Automatically determining class scheduling needs
July 3, 2011 10:39 AM   Subscribe

I teach at a language training school, at which there are a few hundred students. My boss recently distributed a questionnaire to all of those students to determine the best times to schedule classes for each level of language proficiency. Unfortunately, it turns out that his plan for efficient scheduling ended at the point where we got those questionnaires back. Also unfortunately, I've developed a reputation as the local computer guy (because I can replace a broken mouse and make a chart in Excel), and so the job of making sense of the data has fallen to me.
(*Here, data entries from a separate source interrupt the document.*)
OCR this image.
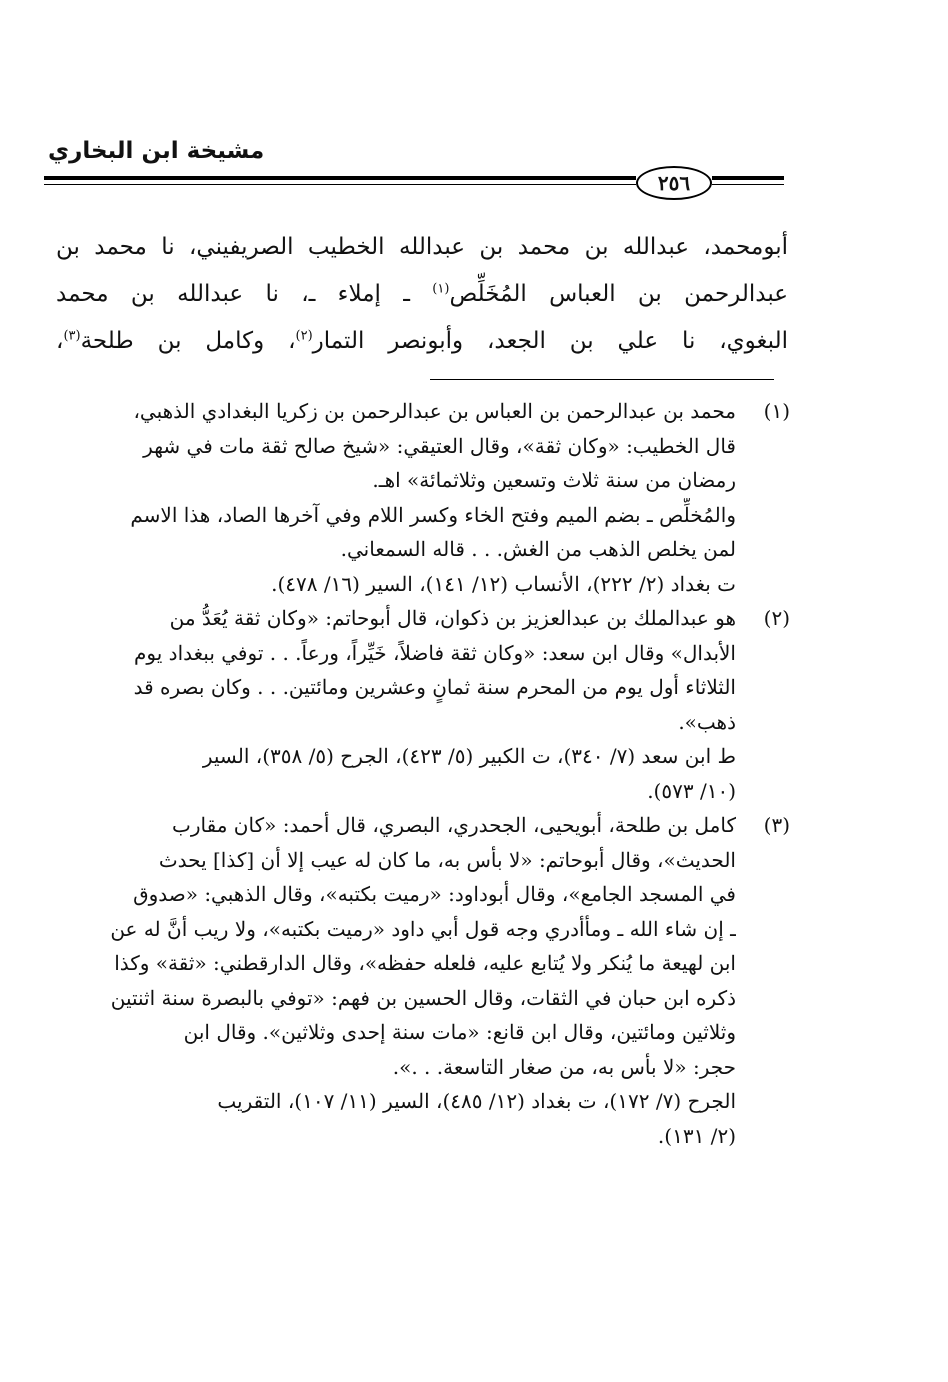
مشيخة ابن البخاري
٢٥٦
أبومحمد، عبدالله بن محمد بن عبدالله الخطيب الصريفيني، نا محمد بن
عبدالرحمن بن العباس المُخَلِّص$^{(١)}$ ـ إملاء ـ، نا عبدالله بن محمد
البغوي، نا علي بن الجعد، وأبونصر التمار$^{(٢)}$، وكامل بن طلحة$^{(٣)}$،
(١)
محمد بن عبدالرحمن بن العباس بن عبدالرحمن بن زكريا البغدادي الذهبي،
قال الخطيب: «وكان ثقة»، وقال العتيقي: «شيخ صالح ثقة مات في شهر
رمضان من سنة ثلاث وتسعين وثلاثمائة» اهـ.
والمُخلِّص ـ بضم الميم وفتح الخاء وكسر اللام وفي آخرها الصاد، هذا الاسم
لمن يخلص الذهب من الغش. . . قاله السمعاني.
ت بغداد (٢/ ٢٢٢)، الأنساب (١٢/ ١٤١)، السير (١٦/ ٤٧٨).
(٢)
هو عبدالملك بن عبدالعزيز بن ذكوان، قال أبوحاتم: «وكان ثقة يُعَدُّ من
الأبدال» وقال ابن سعد: «وكان ثقة فاضلاً، خَيِّراً، ورعاً. . . توفي ببغداد يوم
الثلاثاء أول يوم من المحرم سنة ثمانٍ وعشرين ومائتين. . . وكان بصره قد
ذهب».
ط ابن سعد (٧/ ٣٤٠)، ت الكبير (٥/ ٤٢٣)، الجرح (٥/ ٣٥٨)، السير
(١٠/ ٥٧٣).
(٣)
كامل بن طلحة، أبويحيى، الجحدري، البصري، قال أحمد: «كان مقارب
الحديث»، وقال أبوحاتم: «لا بأس به، ما كان له عيب إلا أن [كذا] يحدث
في المسجد الجامع»، وقال أبوداود: «رميت بكتبه»، وقال الذهبي: «صدوق
ـ إن شاء الله ـ ومأأدري وجه قول أبي داود «رميت بكتبه»، ولا ريب أنَّ له عن
ابن لهيعة ما يُنكر ولا يُتابع عليه، فلعله حفظه»، وقال الدارقطني: «ثقة» وكذا
ذكره ابن حبان في الثقات، وقال الحسين بن فهم: «توفي بالبصرة سنة اثنتين
وثلاثين ومائتين، وقال ابن قانع: «مات سنة إحدى وثلاثين». وقال ابن
حجر: «لا بأس به، من صغار التاسعة. . .».
الجرح (٧/ ١٧٢)، ت بغداد (١٢/ ٤٨٥)، السير (١١/ ١٠٧)، التقريب
(٢/ ١٣١).
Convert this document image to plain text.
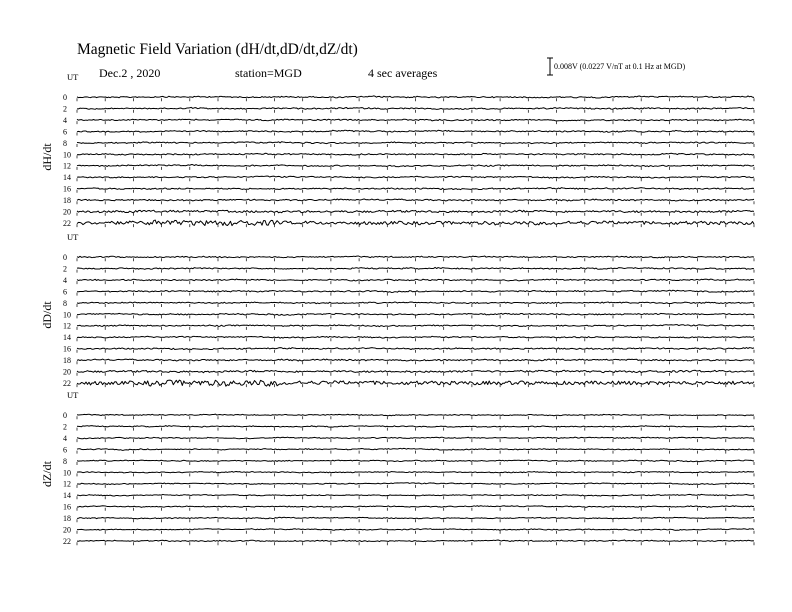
Magnetic Field Variation (dH/dt,dD/dt,dZ/dt)
Dec.2 , 2020	station=MGD	4 sec averages	0.008V (0.0227 V/nT at 0.1 Hz at MGD)
UT
dH/dt
0
2
4
6
8
10
12
14
16
18
20
22
UT
dD/dt
0
2
4
6
8
10
12
14
16
18
20
22
UT
dZ/dt
0
2
4
6
8
10
12
14
16
18
20
22
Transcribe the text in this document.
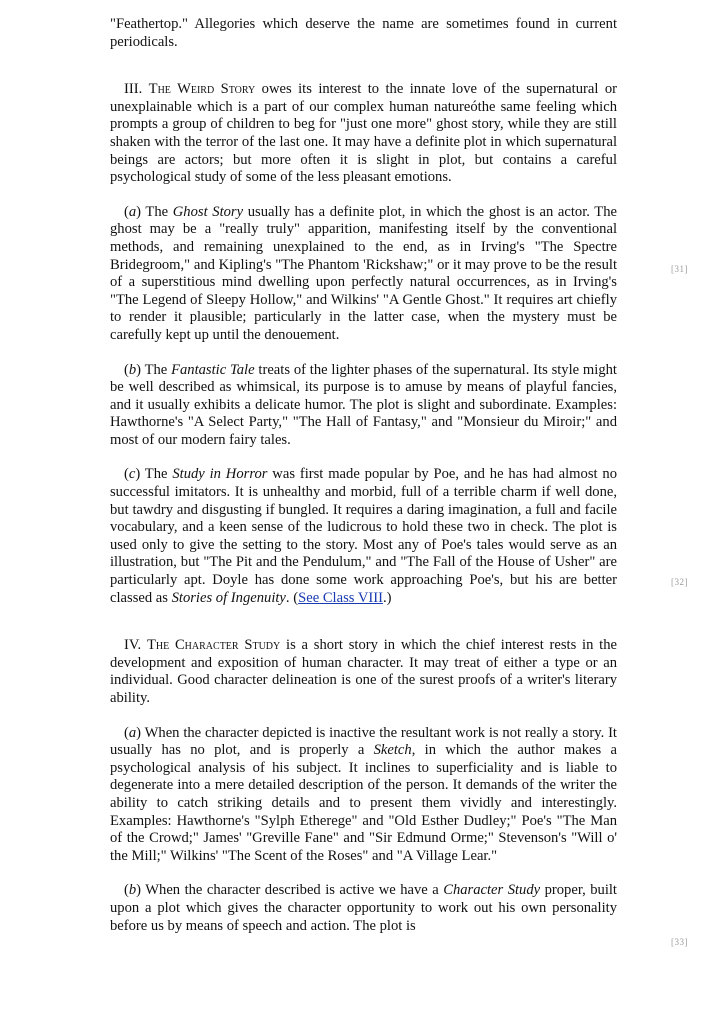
"Feathertop." Allegories which deserve the name are sometimes found in current periodicals.

III. The Weird Story owes its interest to the innate love of the supernatural or unexplainable which is a part of our complex human natureóthe same feeling which prompts a group of children to beg for "just one more" ghost story, while they are still shaken with the terror of the last one. It may have a definite plot in which supernatural beings are actors; but more often it is slight in plot, but contains a careful psychological study of some of the less pleasant emotions.

(a) The Ghost Story usually has a definite plot, in which the ghost is an actor. The ghost may be a "really truly" apparition, manifesting itself by the conventional methods, and remaining unexplained to the end, as in Irving's "The Spectre Bridegroom," and Kipling's "The Phantom 'Rickshaw;" or it may prove to be the result of a superstitious mind dwelling upon perfectly natural occurrences, as in Irving's "The Legend of Sleepy Hollow," and Wilkins' "A Gentle Ghost." It requires art chiefly to render it plausible; particularly in the latter case, when the mystery must be carefully kept up until the denouement.

(b) The Fantastic Tale treats of the lighter phases of the supernatural. Its style might be well described as whimsical, its purpose is to amuse by means of playful fancies, and it usually exhibits a delicate humor. The plot is slight and subordinate. Examples: Hawthorne's "A Select Party," "The Hall of Fantasy," and "Monsieur du Miroir;" and most of our modern fairy tales.

(c) The Study in Horror was first made popular by Poe, and he has had almost no successful imitators. It is unhealthy and morbid, full of a terrible charm if well done, but tawdry and disgusting if bungled. It requires a daring imagination, a full and facile vocabulary, and a keen sense of the ludicrous to hold these two in check. The plot is used only to give the setting to the story. Most any of Poe's tales would serve as an illustration, but "The Pit and the Pendulum," and "The Fall of the House of Usher" are particularly apt. Doyle has done some work approaching Poe's, but his are better classed as Stories of Ingenuity. (See Class VIII.)

IV. The Character Study is a short story in which the chief interest rests in the development and exposition of human character. It may treat of either a type or an individual. Good character delineation is one of the surest proofs of a writer's literary ability.

(a) When the character depicted is inactive the resultant work is not really a story. It usually has no plot, and is properly a Sketch, in which the author makes a psychological analysis of his subject. It inclines to superficiality and is liable to degenerate into a mere detailed description of the person. It demands of the writer the ability to catch striking details and to present them vividly and interestingly. Examples: Hawthorne's "Sylph Etherege" and "Old Esther Dudley;" Poe's "The Man of the Crowd;" James' "Greville Fane" and "Sir Edmund Orme;" Stevenson's "Will o' the Mill;" Wilkins' "The Scent of the Roses" and "A Village Lear."

(b) When the character described is active we have a Character Study proper, built upon a plot which gives the character opportunity to work out his own personality before us by means of speech and action. The plot is

[31]
[32]
[33]
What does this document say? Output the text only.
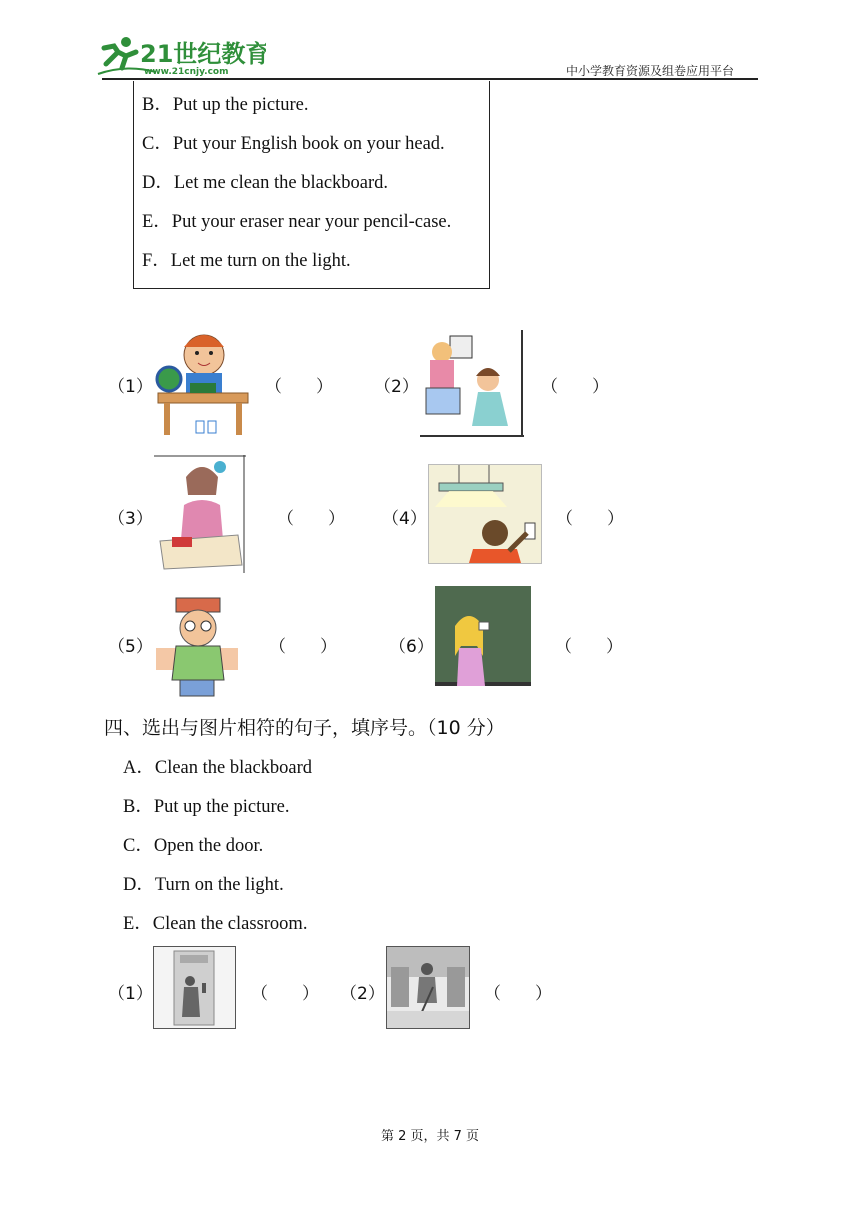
21世纪教育
www.21cnjy.com	中小学教育资源及组卷应用平台
B．Put up the picture.
C．Put your English book on your head.
D．Let me clean the blackboard.
E．Put your eraser near your pencil-case.
F．Let me turn on the light.
（1）	（　　） （2）	（　　）
（3）	（　　） （4）	（　　）
（5）	（　　）	（6）	（　　）
四、选出与图片相符的句子，填序号。（10 分）
A．Clean the blackboard
B．Put up the picture.
C．Open the door.
D．Turn on the light.
E．Clean the classroom.
（1）	（　　） （2）	（　　）
第 2 页，共 7 页
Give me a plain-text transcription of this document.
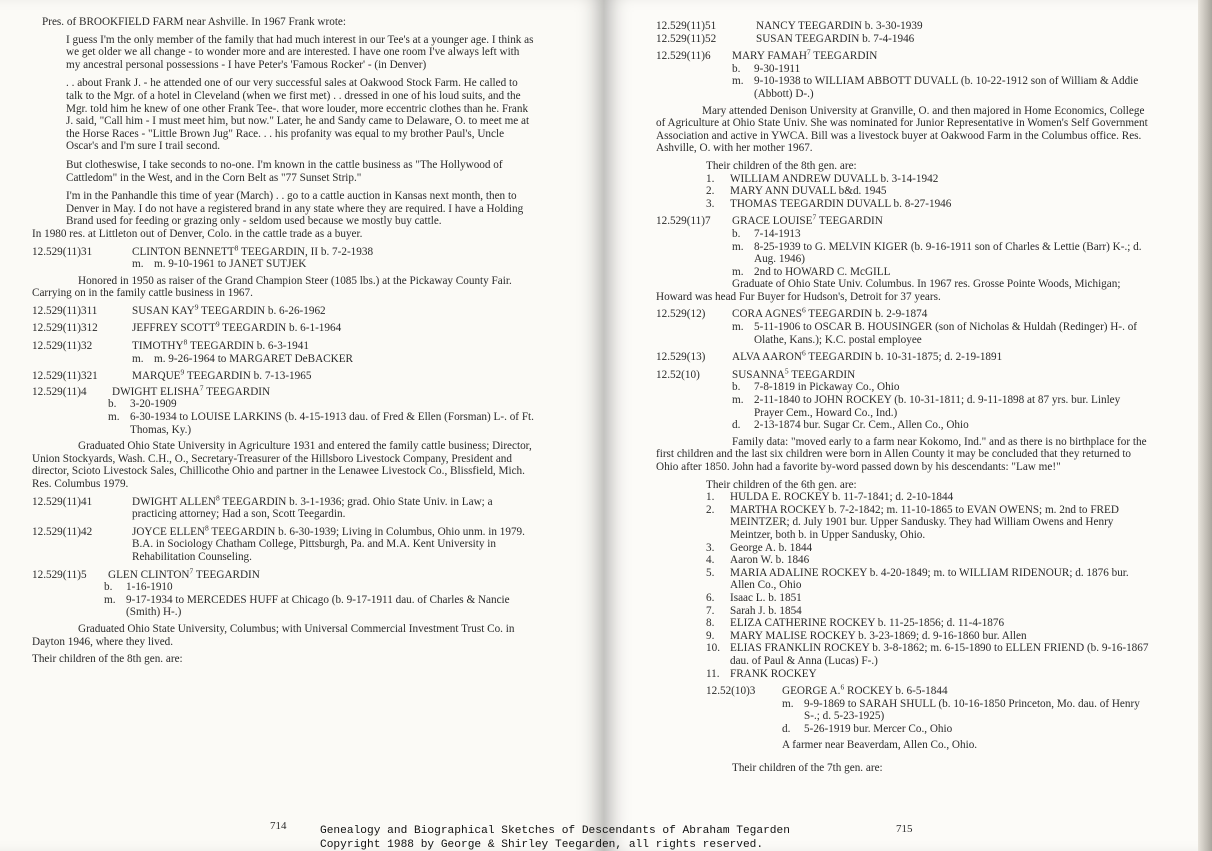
Pres. of BROOKFIELD FARM near Ashville. In 1967 Frank wrote:

I guess I'm the only member of the family that had much interest in our Tee's at a younger age. I think as we get older we all change - to wonder more and are interested. I have one room I've always left with my ancestral personal possessions - I have Peter's 'Famous Rocker' - (in Denver)

. . about Frank J. - he attended one of our very successful sales at Oakwood Stock Farm. He called to talk to the Mgr. of a hotel in Cleveland (when we first met) . . dressed in one of his loud suits, and the Mgr. told him he knew of one other Frank Tee-. that wore louder, more eccentric clothes than he. Frank J. said, "Call him - I must meet him, but now." Later, he and Sandy came to Delaware, O. to meet me at the Horse Races - "Little Brown Jug" Race. . . his profanity was equal to my brother Paul's, Uncle Oscar's and I'm sure I trail second.

But clotheswise, I take seconds to no-one. I'm known in the cattle business as "The Hollywood of Cattledom" in the West, and in the Corn Belt as "77 Sunset Strip."

I'm in the Panhandle this time of year (March) . . go to a cattle auction in Kansas next month, then to Denver in May. I do not have a registered brand in any state where they are required. I have a Holding Brand used for feeding or grazing only - seldom used because we mostly buy cattle.

In 1980 res. at Littleton out of Denver, Colo. in the cattle trade as a buyer.

12.529(11)31	CLINTON BENNETT$^8$ TEEGARDIN, II b. 7-2-1938
m. m. 9-10-1961 to JANET SUTJEK

Honored in 1950 as raiser of the Grand Champion Steer (1085 lbs.) at the Pickaway County Fair. Carrying on in the family cattle business in 1967.

12.529(11)311	SUSAN KAY$^9$ TEEGARDIN b. 6-26-1962
12.529(11)312	JEFFREY SCOTT$^9$ TEEGARDIN b. 6-1-1964
12.529(11)32	TIMOTHY$^8$ TEEGARDIN b. 6-3-1941
m. m. 9-26-1964 to MARGARET DeBACKER
12.529(11)321	MARQUE$^9$ TEEGARDIN b. 7-13-1965
12.529(11)4	DWIGHT ELISHA$^7$ TEEGARDIN
b.	3-20-1909
m. 6-30-1934 to LOUISE LARKINS (b. 4-15-1913 dau. of Fred & Ellen (Forsman) L-. of Ft. Thomas, Ky.)

Graduated Ohio State University in Agriculture 1931 and entered the family cattle business; Director, Union Stockyards, Wash. C.H., O., Secretary-Treasurer of the Hillsboro Livestock Company, President and director, Scioto Livestock Sales, Chillicothe Ohio and partner in the Lenawee Livestock Co., Blissfield, Mich. Res. Columbus 1979.

12.529(11)41	DWIGHT ALLEN$^8$ TEEGARDIN b. 3-1-1936; grad. Ohio State Univ. in Law; a practicing attorney; Had a son, Scott Teegardin.
12.529(11)42	JOYCE ELLEN$^8$ TEEGARDIN b. 6-30-1939; Living in Columbus, Ohio unm. in 1979. B.A. in Sociology Chatham College, Pittsburgh, Pa. and M.A. Kent University in Rehabilitation Counseling.
12.529(11)5	GLEN CLINTON$^7$ TEEGARDIN
b.	1-16-1910
m. 9-17-1934 to MERCEDES HUFF at Chicago (b. 9-17-1911 dau. of Charles & Nancie (Smith) H-.)

Graduated Ohio State University, Columbus; with Universal Commercial Investment Trust Co. in Dayton 1946, where they lived.

Their children of the 8th gen. are:

714
12.529(11)51	NANCY TEEGARDIN b. 3-30-1939
12.529(11)52	SUSAN TEEGARDIN b. 7-4-1946
12.529(11)6	MARY FAMAH$^7$ TEEGARDIN
b.	9-30-1911
m. 9-10-1938 to WILLIAM ABBOTT DUVALL (b. 10-22-1912 son of William & Addie (Abbott) D-.)

Mary attended Denison University at Granville, O. and then majored in Home Economics, College of Agriculture at Ohio State Univ. She was nominated for Junior Representative in Women's Self Government Association and active in YWCA. Bill was a livestock buyer at Oakwood Farm in the Columbus office. Res. Ashville, O. with her mother 1967.

Their children of the 8th gen. are:

1.	WILLIAM ANDREW DUVALL b. 3-14-1942
2.	MARY ANN DUVALL b&d. 1945
3.	THOMAS TEEGARDIN DUVALL b. 8-27-1946
12.529(11)7	GRACE LOUISE$^7$ TEEGARDIN
b.	7-14-1913
m. 8-25-1939 to G. MELVIN KIGER (b. 9-16-1911 son of Charles & Lettie (Barr) K-.; d. Aug. 1946)
m. 2nd to HOWARD C. McGILL

Graduate of Ohio State Univ. Columbus. In 1967 res. Grosse Pointe Woods, Michigan; Howard was head Fur Buyer for Hudson's, Detroit for 37 years.

12.529(12)	CORA AGNES$^6$ TEEGARDIN b. 2-9-1874
m. 5-11-1906 to OSCAR B. HOUSINGER (son of Nicholas & Huldah (Redinger) H-. of Olathe, Kans.); K.C. postal employee
12.529(13)	ALVA AARON$^6$ TEEGARDIN b. 10-31-1875; d. 2-19-1891
12.52(10)	SUSANNA$^5$ TEEGARDIN
b.	7-8-1819 in Pickaway Co., Ohio
m. 2-11-1840 to JOHN ROCKEY (b. 10-31-1811; d. 9-11-1898 at 87 yrs. bur. Linley Prayer Cem., Howard Co., Ind.)
d.	2-13-1874 bur. Sugar Cr. Cem., Allen Co., Ohio

Family data: "moved early to a farm near Kokomo, Ind." and as there is no birthplace for the first children and the last six children were born in Allen County it may be concluded that they returned to Ohio after 1850. John had a favorite by-word passed down by his descendants: "Law me!"

Their children of the 6th gen. are:

1.	HULDA E. ROCKEY b. 11-7-1841; d. 2-10-1844
2.	MARTHA ROCKEY b. 7-2-1842; m. 11-10-1865 to EVAN OWENS; m. 2nd to FRED MEINTZER; d. July 1901 bur. Upper Sandusky. They had William Owens and Henry Meintzer, both b. in Upper Sandusky, Ohio.
3.	George A. b. 1844
4.	Aaron W. b. 1846
5.	MARIA ADALINE ROCKEY b. 4-20-1849; m. to WILLIAM RIDENOUR; d. 1876 bur. Allen Co., Ohio
6.	Isaac L. b. 1851
7.	Sarah J. b. 1854
8.	ELIZA CATHERINE ROCKEY b. 11-25-1856; d. 11-4-1876
9.	MARY MALISE ROCKEY b. 3-23-1869; d. 9-16-1860 bur. Allen
10. ELIAS FRANKLIN ROCKEY b. 3-8-1862; m. 6-15-1890 to ELLEN FRIEND (b. 9-16-1867 dau. of Paul & Anna (Lucas) F-.)
11. FRANK ROCKEY
12.52(10)3	GEORGE A.$^6$ ROCKEY b. 6-5-1844
m. 9-9-1869 to SARAH SHULL (b. 10-16-1850 Princeton, Mo. dau. of Henry S-.; d. 5-23-1925)
d.	5-26-1919 bur. Mercer Co., Ohio

A farmer near Beaverdam, Allen Co., Ohio.

Their children of the 7th gen. are:

715
Genealogy and Biographical Sketches of Descendants of Abraham Tegarden
Copyright 1988 by George & Shirley Teegarden, all rights reserved.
Each questionnaire has spaces for the student's name, ID number, and current language proficiency level, followed by a grid with days of the week across the top and times along the left. The idea is that we'll be able to see, for example, that intermediate students tend to want classes on Monday evenings, whereas beginners prefer Saturday morning classes. (Let's set aside, for now, the question of whether such correlations are actually likely to exist—I doubt it, but that's not my problem right now.) We should also be able to find outliers, like an individual intermediate student who can only attend classes at times that aren't convenient for any other intermediate students, so that we can talk to that student about rearranging his schedule or transferring to another center.

Two issues:

First, someone (not me) will need to enter all the data from the questionnaires into some sort of spreadsheet or database. Ideally, this should happen in Microsoft Excel or Access, since we already have Office installed on all the computers. But this is fairly complex data: for each student, there's a 35-cell grid of available times, any conceivable combination of which might contain checkmarks. What's the best way to represent and store this data? I thought of making one huge Excel table with an artfully designed UserForm for data entry, but apparently UserForms can't have that many fields. Without a UserForm, the person entering the data would have thirty-five identical-looking fields to tab through horizontally for each record, which seems like it's inviting input errors. Should I instead do it in Access, maybe with student information in one table and each 2-hour block of time during which a particular student is available stored as a separate record in another table, connected to the first table via foreign key?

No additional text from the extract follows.